Daley is concerned about how people become co-dependent and end up becoming part of each other’s fiction about how to live life. This becomes dangerous as the other person is instrumental in validating your story. Daley’s theories of self-definition through others link in with her interest in human happiness. Nerida and Alexis find happiness through one another, but ultimately remain unsatisfied within themselves “even though he could lie full-length in the dirt and kiss the footprints she had made. . . How could you love a woman utterly and still, it wasn’t enough?”

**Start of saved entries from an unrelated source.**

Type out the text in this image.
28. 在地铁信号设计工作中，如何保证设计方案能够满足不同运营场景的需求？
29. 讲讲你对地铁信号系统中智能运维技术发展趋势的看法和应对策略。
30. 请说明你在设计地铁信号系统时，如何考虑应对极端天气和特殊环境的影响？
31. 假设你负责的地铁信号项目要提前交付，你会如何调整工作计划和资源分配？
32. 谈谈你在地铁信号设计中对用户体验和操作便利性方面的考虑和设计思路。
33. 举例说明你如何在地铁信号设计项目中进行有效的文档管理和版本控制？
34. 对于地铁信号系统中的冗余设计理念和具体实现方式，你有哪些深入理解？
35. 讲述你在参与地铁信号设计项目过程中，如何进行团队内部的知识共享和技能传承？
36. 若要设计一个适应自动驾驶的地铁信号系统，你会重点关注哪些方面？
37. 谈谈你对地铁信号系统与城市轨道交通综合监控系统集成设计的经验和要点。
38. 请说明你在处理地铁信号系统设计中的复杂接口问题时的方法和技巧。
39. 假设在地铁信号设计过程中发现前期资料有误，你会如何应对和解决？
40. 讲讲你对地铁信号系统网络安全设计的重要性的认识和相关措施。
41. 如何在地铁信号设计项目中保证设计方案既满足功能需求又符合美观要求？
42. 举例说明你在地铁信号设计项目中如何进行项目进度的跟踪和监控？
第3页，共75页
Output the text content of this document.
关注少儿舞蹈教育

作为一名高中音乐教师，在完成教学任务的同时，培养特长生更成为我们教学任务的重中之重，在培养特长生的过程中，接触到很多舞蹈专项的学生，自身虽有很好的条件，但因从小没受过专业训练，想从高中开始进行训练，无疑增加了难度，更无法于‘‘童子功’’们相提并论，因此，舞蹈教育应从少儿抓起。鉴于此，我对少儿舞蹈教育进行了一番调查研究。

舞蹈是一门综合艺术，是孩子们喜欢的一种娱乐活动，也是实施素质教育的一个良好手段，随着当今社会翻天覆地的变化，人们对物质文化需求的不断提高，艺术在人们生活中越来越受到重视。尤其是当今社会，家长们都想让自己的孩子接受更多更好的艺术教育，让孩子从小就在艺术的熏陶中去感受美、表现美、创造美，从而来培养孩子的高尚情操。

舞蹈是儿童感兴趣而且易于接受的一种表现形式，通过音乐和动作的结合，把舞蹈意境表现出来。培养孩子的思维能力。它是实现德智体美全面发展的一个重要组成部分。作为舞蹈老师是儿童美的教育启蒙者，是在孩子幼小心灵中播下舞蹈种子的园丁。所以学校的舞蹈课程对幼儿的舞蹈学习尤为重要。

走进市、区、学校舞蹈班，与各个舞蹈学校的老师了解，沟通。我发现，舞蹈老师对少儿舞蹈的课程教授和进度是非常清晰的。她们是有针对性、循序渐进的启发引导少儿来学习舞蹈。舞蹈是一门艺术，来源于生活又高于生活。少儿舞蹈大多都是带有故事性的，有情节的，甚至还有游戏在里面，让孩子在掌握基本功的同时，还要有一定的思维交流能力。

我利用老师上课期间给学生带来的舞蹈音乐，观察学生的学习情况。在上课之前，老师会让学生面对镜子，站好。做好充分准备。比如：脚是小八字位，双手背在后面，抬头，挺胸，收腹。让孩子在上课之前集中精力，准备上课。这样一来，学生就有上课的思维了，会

Daley asserts that our best achievement is to make ourselves as happy as we can. “By interacting positively with other human beings we will increase the quotient of satisfaction in the world,” she maintains. Fate is a useless notion to believe in, in this context. “If you identify the locus of control as external, you are doomed to believe that everything that happens to you is incidental. You must become the writer of your own life by realising nothing is destined to be.”

Despite her extensive screenwriting, she says that with The Strange Letter Z she set out to write something that possibly couldn’t be filmed: “I just wanted to get into the literary world totally, by writing something very cognitive.” She feels she certainly couldn’t write the screenplay because it’s over for her now.

Already her mind is focusing on her next novel, which will be more story-focused and driven by narrative. Its direction has been influenced by her love of genre work, in particular, thrillers. “I didn’t think it would be a thriller, but I am motivated by the satisfaction of thriller,” she says.

The epigraph, taken from Balzac’s short story “Z Marcas”, marks the strong purpose of the novel: “Do you not discern in that letter Z an adverse influence? Does it not prefigure the wayward and fantastic progress of a storm-tossed life? . . . Marcas! Does it not hint of some precious object that is broken with a fall, with or without a crash?” In the story, the letter Z in Marcas’ name becomes a badge of fate, like a defect that handicaps him for the rest of his life. Marcus’ tragedy, like that of Nerida and Alexis, is he believes he is helpless to alter his future, and therefore won’t. They were born, says Daley, with particular personalities that lend to torment, stress and trauma, which make them accepting of their fate.

Alexis’s greatest moment comes at the end of the book when he decides he will no longer accept this storm-tossed life, letting his love for Nerida assist in discarding his destructive persona. As Daley writes, “You love someone to overcome desolation of the soul.”